Without a doubt, Viza were one of the dark horses of Hammerfest 5. Hundreds of people dropped their inhibitions to sing, dance and smile to the eclectic seven-piece’s unique and multicultural music. The L.A band had the rambunctious energy to get a conga line started and even a mosh pit, despite being one of the less heavy acts of the festival. I spoke with Oud player Andrew Kzirian a few hours before that spirited performance at Stage Two…
You’ve just travelled across from London. How are things?
Andrew Kzirian: We were just at The Borderline last night. It was actually one of our most crazy shows.
One of the most refreshing things about Viza is that your live shows are delivered with such intensity and are a lot of fun, yet as a band, there are social, historical and political issues at the core. It’s such a contrast, but one that works…
AK: As artists, we let loose. We share our art with full energy and there’s always this dynamic and interrelationship with the crowd and that really reflects itself and manifests itself in our playing – at least with me and I’m sure with the other guys too. As a cohesive group it just pours out. But as citizens and people, there are things that we care about too, so we have both of those things going on.
I suppose the best way to reflect those issues is through fun and engaging the crowd in this way. Has that always worked for Viza?
AK: Music is another medium to communicate a message. It has a different efficacy and a different projection because it’s not coming from a book or a letter or decree; it’s more of an artistic impulse and there’s a different power that resonates with people who listen to the music. It’s just another way to educate people about things.
There are some issues that are closer to the band than others. As activists, you’ve hosted annual benefit concerts in L.A to raise social awareness about the Armenian Genocide. Tell us a little about that…
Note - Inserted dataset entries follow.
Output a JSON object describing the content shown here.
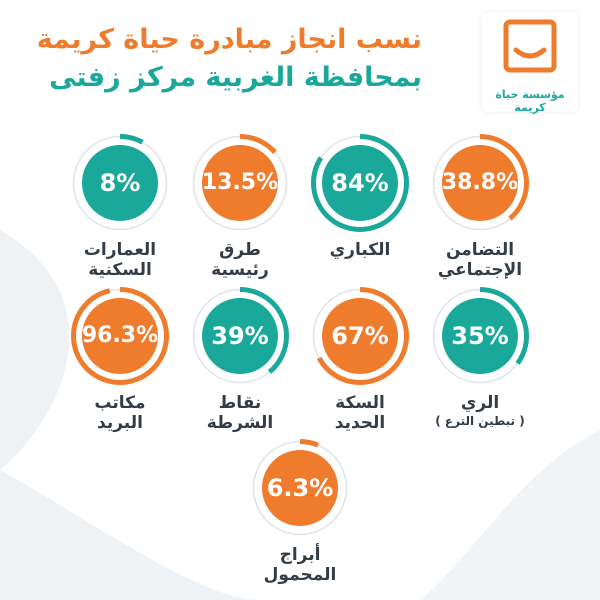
{
  "title_line1": "نسب انجاز مبادرة حياة كريمة",
  "title_line2": "بمحافظة الغربية مركز زفتى",
  "logo": {
    "caption": "مؤسسة حياة كريمة",
    "color": "#ef7b2c"
  },
  "colors": {
    "orange": "#ef7b2c",
    "teal": "#1aa89a",
    "track": "#dfe3e8",
    "label": "#333d47"
  },
  "items": [
    {
      "label": "التضامن\nالإجتماعي",
      "value_text": "38.8%",
      "percent": 38.8,
      "color": "orange"
    },
    {
      "label": "الكباري",
      "value_text": "84%",
      "percent": 84,
      "color": "teal"
    },
    {
      "label": "طرق\nرئيسية",
      "value_text": "13.5%",
      "percent": 13.5,
      "color": "orange"
    },
    {
      "label": "العمارات\nالسكنية",
      "value_text": "8%",
      "percent": 8,
      "color": "teal"
    },
    {
      "label": "الري",
      "sub": "( تبطين الترع )",
      "value_text": "35%",
      "percent": 35,
      "color": "teal"
    },
    {
      "label": "السكة\nالحديد",
      "value_text": "67%",
      "percent": 67,
      "color": "orange"
    },
    {
      "label": "نقاط\nالشرطة",
      "value_text": "39%",
      "percent": 39,
      "color": "teal"
    },
    {
      "label": "مكاتب\nالبريد",
      "value_text": "96.3%",
      "percent": 96.3,
      "color": "orange"
    },
    {
      "label": "أبراج\nالمحمول",
      "value_text": "6.3%",
      "percent": 6.3,
      "color": "orange"
    }
  ]
}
AK: We’ve been raising awareness of that issue for some time, especially with the 100th anniversary on the horizon in a couple of years. That’s something that is very important to the members of the band for personal reasons.
The band has found some common ground with Serj Tankian – not only for your shared national/ancestral link to Armenia, but for the fact he is equally passionate as a political activist. How has did this friendship arise?
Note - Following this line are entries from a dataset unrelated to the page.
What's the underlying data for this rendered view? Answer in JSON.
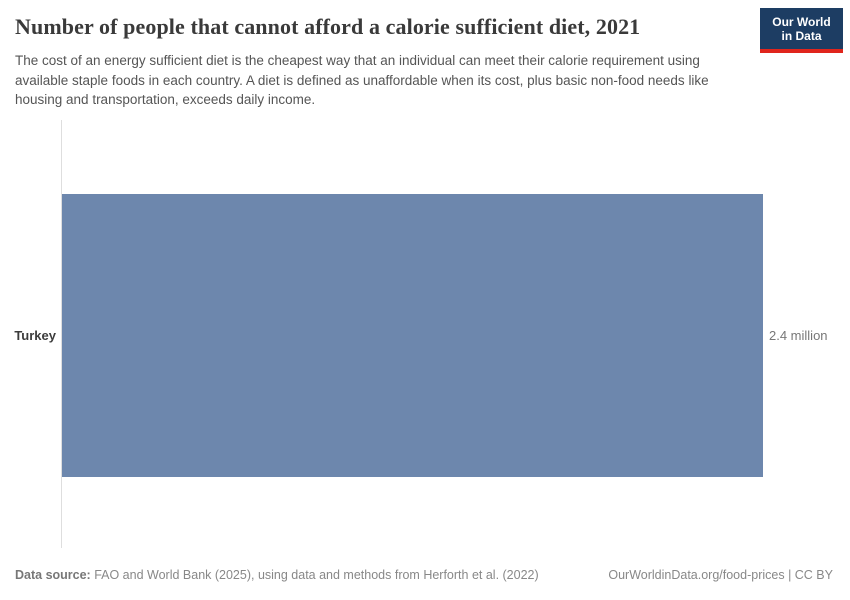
{
  "header": {
    "title": "Number of people that cannot afford a calorie sufficient diet, 2021",
    "subtitle": "The cost of an energy sufficient diet is the cheapest way that an individual can meet their calorie requirement using available staple foods in each country. A diet is defined as unaffordable when its cost, plus basic non-food needs like housing and transportation, exceeds daily income.",
    "logo": {
      "line1": "Our World",
      "line2": "in Data"
    }
  },
  "chart_data": {
    "type": "bar",
    "orientation": "horizontal",
    "title": "Number of people that cannot afford a calorie sufficient diet, 2021",
    "year": "2021",
    "categories": [
      "Turkey"
    ],
    "values": [
      2400000
    ],
    "value_labels": [
      "2.4 million"
    ],
    "xlabel": "",
    "ylabel": "",
    "xlim": [
      0,
      2400000
    ],
    "grid": false,
    "legend": false,
    "bar_color": "#6d87ad",
    "axis_color": "#dedede"
  },
  "footer": {
    "datasource_label": "Data source:",
    "datasource_text": " FAO and World Bank (2025), using data and methods from Herforth et al. (2022)",
    "license_text": "OurWorldinData.org/food-prices | CC BY"
  },
  "colors": {
    "title": "#3a3a3a",
    "subtitle": "#555555",
    "logo_background": "#1d3d63",
    "logo_accent": "#e0251c",
    "bar": "#6d87ad",
    "value_label": "#777777",
    "footer": "#888888"
  }
}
AK: Serj has been an incredible inspiration, supporter and advocate for us, which we are very appreciative of and thankful for that. Through mutual friends in the community in L.A, we started working together and we were fortunate enough to support him for two tours, which was an amazing experience for us. It taught us about the world a little and got us touring a couple of years ago. We just did it again it October and it is an amazing experience. Working with him is just incredible.
Musically, Viza is a box of all sorts influenced by cultures from all around the world, from the Middle East to Eastern Europe. How did you become such a multicultural band?
AK: That’s a very good question. A lot of people have asked us how we started and how did we get this sound and I think a lot of it has to do with how much of a diverse mix of people and instruments that we had because of where we live, which is Los Angeles. It epitomises that melting-pot element of the United States. You’re in such a multicultural large city, there’s so many groups, traditions, immigrants from the different communities and we are a reflection of that ourselves. It’s not only the melodies we play, but the instruments we use. We incorporate some unique hand-drums from the east, we incorporate the oud that I play and then we blend that with traditional rock and metal instruments like guitar, drums and bass. The amalgamation of that is Viza. It keeps life interesting I guess!
How do you put things together in the studio?
AK: We’re a group project – it’s a group entity, so ideas for songs come from whoever then we all contribute to it together as a family. It’s an interesting dynamic too, because – like any family with a bunch of cubs or brothers – there’s some tussling sometimes, but we all love each other and we look on each other’s ideas.
It’s interesting that you see the band as a family. Do you see the membership as being quite open? Would you take on more members if the right person came along?
AK: It’s funny you mention that because the way I joined the group myself was through one of the guitarists in our band had another show and I sat in as a guest, except I played the oud. The show went really well, they asked me to say and I considered it because I knew if I got into something, it was going to be balls-to-the-wall, 100% commitment. I said yes. Speaking personally, I think it’s a living, breathing entity so if things were to come along in the future that reflect our evolution of how we sound and if that means more members or different instruments or whatever, then, that’s just the kind of band we are. It could be, but we’re in the here and now and full-steam-ahead on so many different things. You know we’re hungry and we’re eating everything!